Deux enfants sont issus de cette union :
- [X] née le [Date naissance 8] 2017 à [Localité 12] ;
- [F] née le [Date naissance 3] 2019 à [Localité 12] ;
Par ordonnance de protection du 30 juillet 2020, le juge aux affaires familiales à :
- Interdit à Monsieur [U] de recevoir, de rencontrer ou de rentrer en relation avec son épouse, de quelque manière que ce soit ;
- Interdit à Monsieur [U] de détenir ou porter une arme ;
- Interdit à Monsieur [U] de se présenter dans un rayon de 500 m du domicile familial situé [Adresse 6] à [Localité 9] et de l'école où sont scolarisés les enfants ;
- Attribué à l'épouse la jouissance du domicile familial ;
- Constaté l'exercice conjoint de l'autorité parentale à l'égard des deux enfants et fixé leur résidence au domicile maternel ;
- Organisé le droit de visite paternel à l'égard d'[X], les fins de semaines paires, du vendredi 17h30 au dimanche 17h30 et à l'égard de [F], le dimanche des fins de semaine paires, de 11 heures à 17h30 et pour les deux enfants le jour de la Fête des Pères, à charge pour lui de venir chercher et de reconduire les enfants à la gendarmerie de [Localité 11],
- Fixé la contribution alimentaire de Monsieur [U] à l'entretien de ses deux enfants à la somme de 100 euros par mois et par enfant.
Par arrêt du 2 février 2021, la Cour d'appel de Rennes a confirmé l'ordonnance déférée en toutes ses dispositions et condamné Monsieur [U] aux entiers dépens.
Parallèlement et par requête enregistrée le 7 décembre 2020, Madame [Y] a présenté une demande en divorce.

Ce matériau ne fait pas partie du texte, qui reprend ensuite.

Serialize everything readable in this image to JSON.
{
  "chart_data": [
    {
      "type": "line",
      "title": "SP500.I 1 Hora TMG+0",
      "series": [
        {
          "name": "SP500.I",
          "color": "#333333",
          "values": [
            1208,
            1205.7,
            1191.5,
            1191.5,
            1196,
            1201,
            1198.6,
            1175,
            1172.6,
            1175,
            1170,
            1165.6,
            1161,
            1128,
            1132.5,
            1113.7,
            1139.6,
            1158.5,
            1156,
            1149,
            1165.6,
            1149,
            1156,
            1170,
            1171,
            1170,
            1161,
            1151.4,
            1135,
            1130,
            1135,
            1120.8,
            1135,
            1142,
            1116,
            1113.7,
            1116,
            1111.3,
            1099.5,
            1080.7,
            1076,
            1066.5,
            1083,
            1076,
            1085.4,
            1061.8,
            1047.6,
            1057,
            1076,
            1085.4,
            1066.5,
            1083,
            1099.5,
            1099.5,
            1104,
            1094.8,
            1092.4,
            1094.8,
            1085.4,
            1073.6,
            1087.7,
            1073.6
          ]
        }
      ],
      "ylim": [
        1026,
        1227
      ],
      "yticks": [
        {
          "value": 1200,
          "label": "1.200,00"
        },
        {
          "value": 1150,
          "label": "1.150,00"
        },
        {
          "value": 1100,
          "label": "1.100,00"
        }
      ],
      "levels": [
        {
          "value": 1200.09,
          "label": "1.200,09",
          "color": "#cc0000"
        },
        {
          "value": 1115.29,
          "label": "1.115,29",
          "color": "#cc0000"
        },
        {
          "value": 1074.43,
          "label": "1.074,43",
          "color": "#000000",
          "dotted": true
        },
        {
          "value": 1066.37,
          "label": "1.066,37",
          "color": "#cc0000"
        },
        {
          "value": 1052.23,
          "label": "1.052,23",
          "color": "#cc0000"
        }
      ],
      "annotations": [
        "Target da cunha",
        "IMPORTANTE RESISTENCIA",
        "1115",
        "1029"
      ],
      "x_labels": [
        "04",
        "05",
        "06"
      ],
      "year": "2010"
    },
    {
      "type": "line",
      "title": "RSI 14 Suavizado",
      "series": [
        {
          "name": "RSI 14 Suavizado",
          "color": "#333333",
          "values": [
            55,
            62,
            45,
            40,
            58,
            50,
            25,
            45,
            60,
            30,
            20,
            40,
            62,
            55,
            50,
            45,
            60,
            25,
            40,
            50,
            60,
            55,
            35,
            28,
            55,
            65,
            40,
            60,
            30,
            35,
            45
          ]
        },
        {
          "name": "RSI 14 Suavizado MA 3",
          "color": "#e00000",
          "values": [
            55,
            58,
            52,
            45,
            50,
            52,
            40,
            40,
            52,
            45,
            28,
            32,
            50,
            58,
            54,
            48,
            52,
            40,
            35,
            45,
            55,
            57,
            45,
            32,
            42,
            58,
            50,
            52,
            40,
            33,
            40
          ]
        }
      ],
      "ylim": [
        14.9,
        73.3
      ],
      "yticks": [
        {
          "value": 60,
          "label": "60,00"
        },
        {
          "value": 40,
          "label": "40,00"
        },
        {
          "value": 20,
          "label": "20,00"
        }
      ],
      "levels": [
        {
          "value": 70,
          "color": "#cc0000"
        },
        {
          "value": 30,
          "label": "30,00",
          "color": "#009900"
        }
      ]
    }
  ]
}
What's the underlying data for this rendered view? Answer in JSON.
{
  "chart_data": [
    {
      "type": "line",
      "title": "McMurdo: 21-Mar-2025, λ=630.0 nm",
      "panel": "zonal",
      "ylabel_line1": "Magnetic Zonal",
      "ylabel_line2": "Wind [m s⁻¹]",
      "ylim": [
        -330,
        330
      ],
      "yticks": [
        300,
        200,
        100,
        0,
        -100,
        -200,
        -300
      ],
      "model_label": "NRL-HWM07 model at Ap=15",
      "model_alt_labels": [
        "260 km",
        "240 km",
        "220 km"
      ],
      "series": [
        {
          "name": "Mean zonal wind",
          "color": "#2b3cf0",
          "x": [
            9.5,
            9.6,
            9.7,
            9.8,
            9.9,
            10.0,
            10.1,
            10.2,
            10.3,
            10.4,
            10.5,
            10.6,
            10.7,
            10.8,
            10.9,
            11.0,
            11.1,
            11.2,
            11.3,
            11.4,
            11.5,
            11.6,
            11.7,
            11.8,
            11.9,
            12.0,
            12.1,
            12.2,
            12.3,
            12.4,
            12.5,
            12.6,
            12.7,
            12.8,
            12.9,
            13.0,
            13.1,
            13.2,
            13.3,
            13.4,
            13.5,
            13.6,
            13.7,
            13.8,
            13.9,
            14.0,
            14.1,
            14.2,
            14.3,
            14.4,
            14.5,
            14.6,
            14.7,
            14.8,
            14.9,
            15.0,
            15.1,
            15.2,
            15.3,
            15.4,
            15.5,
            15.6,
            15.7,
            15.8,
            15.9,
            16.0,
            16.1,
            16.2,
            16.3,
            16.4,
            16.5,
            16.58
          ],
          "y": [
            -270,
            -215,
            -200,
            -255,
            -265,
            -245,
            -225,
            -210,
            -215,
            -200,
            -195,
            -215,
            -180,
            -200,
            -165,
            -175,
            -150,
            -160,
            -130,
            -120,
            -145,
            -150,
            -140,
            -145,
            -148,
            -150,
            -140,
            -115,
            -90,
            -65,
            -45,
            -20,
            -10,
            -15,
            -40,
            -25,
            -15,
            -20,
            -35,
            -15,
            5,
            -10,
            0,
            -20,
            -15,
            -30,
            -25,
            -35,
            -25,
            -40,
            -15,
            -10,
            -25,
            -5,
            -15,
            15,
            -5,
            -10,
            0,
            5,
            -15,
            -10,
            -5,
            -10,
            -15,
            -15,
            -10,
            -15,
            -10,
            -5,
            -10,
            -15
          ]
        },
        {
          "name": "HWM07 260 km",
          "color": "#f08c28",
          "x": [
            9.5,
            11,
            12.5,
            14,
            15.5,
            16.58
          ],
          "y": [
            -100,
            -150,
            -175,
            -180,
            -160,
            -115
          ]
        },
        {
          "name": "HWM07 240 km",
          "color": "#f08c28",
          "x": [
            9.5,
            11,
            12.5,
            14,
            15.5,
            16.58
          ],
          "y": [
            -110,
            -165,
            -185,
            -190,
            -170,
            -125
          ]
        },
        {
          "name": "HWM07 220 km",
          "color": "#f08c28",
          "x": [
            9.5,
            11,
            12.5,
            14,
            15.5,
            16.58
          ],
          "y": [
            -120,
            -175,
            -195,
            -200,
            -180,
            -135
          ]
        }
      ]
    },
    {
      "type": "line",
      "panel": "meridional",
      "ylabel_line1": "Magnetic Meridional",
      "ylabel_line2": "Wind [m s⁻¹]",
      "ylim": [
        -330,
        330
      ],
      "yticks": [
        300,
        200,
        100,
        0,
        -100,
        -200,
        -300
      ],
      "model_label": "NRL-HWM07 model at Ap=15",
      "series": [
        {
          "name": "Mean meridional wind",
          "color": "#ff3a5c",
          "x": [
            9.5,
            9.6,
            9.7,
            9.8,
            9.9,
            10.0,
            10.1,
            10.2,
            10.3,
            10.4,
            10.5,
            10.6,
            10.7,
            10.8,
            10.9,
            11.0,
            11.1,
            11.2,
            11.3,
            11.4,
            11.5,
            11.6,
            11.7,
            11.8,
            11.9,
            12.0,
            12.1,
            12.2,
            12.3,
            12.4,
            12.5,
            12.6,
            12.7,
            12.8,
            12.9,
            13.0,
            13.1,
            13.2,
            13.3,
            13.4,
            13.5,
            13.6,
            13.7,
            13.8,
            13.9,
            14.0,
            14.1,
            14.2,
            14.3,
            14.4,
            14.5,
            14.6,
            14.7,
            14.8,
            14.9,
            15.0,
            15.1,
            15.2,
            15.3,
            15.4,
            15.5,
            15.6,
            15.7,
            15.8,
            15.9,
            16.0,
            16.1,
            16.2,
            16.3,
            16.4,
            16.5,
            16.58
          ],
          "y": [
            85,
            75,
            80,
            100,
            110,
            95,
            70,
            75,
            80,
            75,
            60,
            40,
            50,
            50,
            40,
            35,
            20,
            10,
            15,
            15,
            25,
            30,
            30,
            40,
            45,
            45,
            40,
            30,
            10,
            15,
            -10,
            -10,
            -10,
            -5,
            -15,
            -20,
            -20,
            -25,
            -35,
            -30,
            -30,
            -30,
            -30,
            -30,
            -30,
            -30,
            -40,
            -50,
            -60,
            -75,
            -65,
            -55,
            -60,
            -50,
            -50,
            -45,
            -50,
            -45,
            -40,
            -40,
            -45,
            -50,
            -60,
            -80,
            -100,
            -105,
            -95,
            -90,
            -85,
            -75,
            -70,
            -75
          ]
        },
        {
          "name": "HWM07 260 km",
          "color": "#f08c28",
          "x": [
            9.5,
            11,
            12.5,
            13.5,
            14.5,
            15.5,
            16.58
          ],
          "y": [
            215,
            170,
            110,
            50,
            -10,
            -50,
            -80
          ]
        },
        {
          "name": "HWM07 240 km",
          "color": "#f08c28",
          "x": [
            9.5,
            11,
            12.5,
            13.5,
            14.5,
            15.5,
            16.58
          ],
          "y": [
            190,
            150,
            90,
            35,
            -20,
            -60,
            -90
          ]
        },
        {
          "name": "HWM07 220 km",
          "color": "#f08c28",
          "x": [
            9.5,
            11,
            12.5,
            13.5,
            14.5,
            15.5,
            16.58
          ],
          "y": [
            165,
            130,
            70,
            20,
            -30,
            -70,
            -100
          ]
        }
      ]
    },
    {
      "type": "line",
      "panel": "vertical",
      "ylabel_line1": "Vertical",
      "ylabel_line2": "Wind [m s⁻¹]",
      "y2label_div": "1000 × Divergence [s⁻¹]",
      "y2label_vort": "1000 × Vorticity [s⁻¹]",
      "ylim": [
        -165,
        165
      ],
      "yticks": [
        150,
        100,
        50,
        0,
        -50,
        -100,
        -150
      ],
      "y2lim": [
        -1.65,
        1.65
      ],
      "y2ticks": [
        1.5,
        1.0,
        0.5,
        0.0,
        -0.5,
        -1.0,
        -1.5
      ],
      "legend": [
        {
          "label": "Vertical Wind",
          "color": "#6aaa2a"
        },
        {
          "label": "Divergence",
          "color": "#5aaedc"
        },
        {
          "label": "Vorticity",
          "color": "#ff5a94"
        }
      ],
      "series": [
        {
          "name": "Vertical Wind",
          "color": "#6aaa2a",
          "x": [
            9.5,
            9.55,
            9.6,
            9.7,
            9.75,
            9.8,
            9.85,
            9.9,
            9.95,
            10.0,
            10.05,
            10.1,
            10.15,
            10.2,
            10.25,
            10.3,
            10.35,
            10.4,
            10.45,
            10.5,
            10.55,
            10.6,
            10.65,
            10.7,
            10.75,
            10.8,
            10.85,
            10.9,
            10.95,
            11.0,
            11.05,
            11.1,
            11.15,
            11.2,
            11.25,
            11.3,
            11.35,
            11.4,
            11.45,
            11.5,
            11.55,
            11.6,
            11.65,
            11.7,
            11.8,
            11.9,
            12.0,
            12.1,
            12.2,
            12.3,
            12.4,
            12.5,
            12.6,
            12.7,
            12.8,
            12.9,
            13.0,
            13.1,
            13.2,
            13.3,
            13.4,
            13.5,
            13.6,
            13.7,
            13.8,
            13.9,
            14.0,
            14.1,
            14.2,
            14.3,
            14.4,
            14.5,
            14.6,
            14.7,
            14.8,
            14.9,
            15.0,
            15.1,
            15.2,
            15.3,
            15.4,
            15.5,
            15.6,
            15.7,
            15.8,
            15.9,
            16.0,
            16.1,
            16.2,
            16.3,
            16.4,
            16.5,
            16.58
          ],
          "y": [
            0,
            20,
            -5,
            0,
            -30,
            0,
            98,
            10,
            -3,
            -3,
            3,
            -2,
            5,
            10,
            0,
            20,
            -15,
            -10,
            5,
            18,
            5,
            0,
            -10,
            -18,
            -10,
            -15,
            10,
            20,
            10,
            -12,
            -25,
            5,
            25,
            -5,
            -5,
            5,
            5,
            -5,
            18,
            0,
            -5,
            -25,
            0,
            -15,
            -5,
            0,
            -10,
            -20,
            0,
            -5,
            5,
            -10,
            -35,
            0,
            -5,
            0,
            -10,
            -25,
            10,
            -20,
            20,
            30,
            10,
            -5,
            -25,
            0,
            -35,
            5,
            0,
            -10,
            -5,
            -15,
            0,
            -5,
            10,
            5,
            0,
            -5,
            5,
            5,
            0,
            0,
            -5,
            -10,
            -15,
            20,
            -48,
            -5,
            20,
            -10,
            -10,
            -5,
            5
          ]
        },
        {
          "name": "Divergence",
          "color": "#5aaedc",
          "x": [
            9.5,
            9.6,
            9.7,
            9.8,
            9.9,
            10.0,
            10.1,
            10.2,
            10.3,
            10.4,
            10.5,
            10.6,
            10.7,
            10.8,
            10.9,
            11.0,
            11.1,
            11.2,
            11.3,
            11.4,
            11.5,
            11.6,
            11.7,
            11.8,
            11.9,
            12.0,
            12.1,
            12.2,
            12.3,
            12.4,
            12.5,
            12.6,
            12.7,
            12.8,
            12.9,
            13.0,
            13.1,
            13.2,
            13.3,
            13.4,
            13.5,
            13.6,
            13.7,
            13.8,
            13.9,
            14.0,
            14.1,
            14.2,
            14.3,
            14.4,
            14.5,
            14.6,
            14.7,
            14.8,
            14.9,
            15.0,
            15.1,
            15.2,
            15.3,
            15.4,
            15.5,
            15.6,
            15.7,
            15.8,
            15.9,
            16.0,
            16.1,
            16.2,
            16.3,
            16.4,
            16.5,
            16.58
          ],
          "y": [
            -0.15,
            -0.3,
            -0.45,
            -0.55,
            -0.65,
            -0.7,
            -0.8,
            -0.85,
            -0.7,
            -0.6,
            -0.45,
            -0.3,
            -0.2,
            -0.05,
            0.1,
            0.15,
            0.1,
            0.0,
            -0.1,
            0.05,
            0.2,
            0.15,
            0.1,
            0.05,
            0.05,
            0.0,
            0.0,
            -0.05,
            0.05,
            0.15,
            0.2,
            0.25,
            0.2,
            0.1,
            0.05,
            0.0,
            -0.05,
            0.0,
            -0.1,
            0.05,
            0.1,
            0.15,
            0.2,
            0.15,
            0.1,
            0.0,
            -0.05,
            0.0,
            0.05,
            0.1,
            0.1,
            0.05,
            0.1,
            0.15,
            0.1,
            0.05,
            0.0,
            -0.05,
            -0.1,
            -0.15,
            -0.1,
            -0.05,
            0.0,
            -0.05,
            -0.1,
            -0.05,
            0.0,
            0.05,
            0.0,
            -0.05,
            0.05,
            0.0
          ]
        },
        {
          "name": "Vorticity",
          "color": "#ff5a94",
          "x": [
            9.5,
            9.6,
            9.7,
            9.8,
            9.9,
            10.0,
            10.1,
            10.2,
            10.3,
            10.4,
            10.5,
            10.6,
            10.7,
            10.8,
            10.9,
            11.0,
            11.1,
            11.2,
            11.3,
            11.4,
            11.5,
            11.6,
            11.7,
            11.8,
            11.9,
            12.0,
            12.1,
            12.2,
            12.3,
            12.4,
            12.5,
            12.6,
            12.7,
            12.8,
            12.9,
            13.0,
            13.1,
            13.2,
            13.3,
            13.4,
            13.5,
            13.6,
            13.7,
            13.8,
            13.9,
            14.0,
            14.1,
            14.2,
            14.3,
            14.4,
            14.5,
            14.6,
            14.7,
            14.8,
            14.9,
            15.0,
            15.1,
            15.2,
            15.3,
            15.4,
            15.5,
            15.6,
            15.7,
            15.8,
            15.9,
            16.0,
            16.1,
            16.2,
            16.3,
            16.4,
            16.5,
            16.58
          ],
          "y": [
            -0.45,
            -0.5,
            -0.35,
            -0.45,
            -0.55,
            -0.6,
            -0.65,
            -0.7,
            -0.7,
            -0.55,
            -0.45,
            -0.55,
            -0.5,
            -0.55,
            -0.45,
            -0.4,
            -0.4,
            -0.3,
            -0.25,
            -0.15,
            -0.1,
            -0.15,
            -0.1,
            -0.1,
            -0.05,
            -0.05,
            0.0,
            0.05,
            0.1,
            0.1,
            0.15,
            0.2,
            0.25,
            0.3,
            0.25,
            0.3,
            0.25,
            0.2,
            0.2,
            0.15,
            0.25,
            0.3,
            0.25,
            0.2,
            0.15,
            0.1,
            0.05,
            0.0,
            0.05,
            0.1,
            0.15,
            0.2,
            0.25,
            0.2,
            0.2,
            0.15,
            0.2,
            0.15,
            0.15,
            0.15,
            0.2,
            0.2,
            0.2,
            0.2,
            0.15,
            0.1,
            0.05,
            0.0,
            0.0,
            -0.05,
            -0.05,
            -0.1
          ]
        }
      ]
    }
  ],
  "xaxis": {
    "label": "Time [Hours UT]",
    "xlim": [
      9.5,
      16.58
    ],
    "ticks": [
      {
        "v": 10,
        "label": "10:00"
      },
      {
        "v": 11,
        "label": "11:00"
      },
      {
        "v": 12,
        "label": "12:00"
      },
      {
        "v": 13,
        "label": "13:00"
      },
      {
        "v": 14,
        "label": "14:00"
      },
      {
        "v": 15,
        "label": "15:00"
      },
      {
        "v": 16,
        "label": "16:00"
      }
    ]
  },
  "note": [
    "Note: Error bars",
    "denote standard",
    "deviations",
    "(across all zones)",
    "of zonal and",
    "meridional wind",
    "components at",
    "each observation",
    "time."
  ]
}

Par ordonnance contradictoire de non-conciliation en date du 14 avril 2021, le Juge aux affaires familiales a autorisé les époux à poursuivre l’instance et a entre autres dispositions :
- Constaté que les époux déclarent résider séparément depuis le 3 mars 2020,
- Attribué à l’épouse la jouissance du domicile conjugal, à charge pour elle d’acquitter le loyer afférent et les charges liées à son occupation,
- Ordonné la remise des vêtements et objets personnels à chacun des époux par l’autre époux,
- Dit que Monsieur [N] [U] prendra en charge les sommes restant dues au titre de la taxe d’habitation commune à hauteur de 500 euros, à titre d’avance dans le cadre des opérations de liquidation partage,
- Attribué à Monsieur [N] [U] la jouissance du véhicule Renault Clio à titre gratuit,
- Débouté Madame [Y] de sa demande de pension alimentaire au titre du devoir de secours,
- Constaté que Madame [W] [Y] et Monsieur [N] [U] exercent conjointement l’autorité parentale à l’égard de leurs deux enfants [X] et [F],
- Fixé la résidence habituelle des deux enfants au domicile maternel,
- Organisé le droit d’accueil de Monsieur [U] à l’égard d’[K], les fins de semaines paires du vendredi 17h30 au dimanche 17h30 et à l’égard de [F] le dimanche des semaines paires de 11 heures à 17 h30,
- Dit qu'à défaut de meilleur accord, les enfants passeront le jour de la Fête des mères/pères chez le parent concerné, de 10h00 à 18h00,
- Dit qu’il appartiendra à Monsieur [U] de venir chercher et de ramener les enfants devant la gendarmerie de [Localité 11] (35) à l’heure fixée,
- Dit que faute pour Monsieur [U] d'être venu chercher les enfants dans la demi-heure fixée, il sera présumé avoir renoncé à la totalité de la période considérée,
- Fixé à la somme de 100 euros par mois et par enfant, soit à la somme de 200 euros par mois, le montant total de la contribution que Monsieur [N] [U] devra verser à Madame [W] [Y] pour l’entretien de leurs deux enfants [X] et [F].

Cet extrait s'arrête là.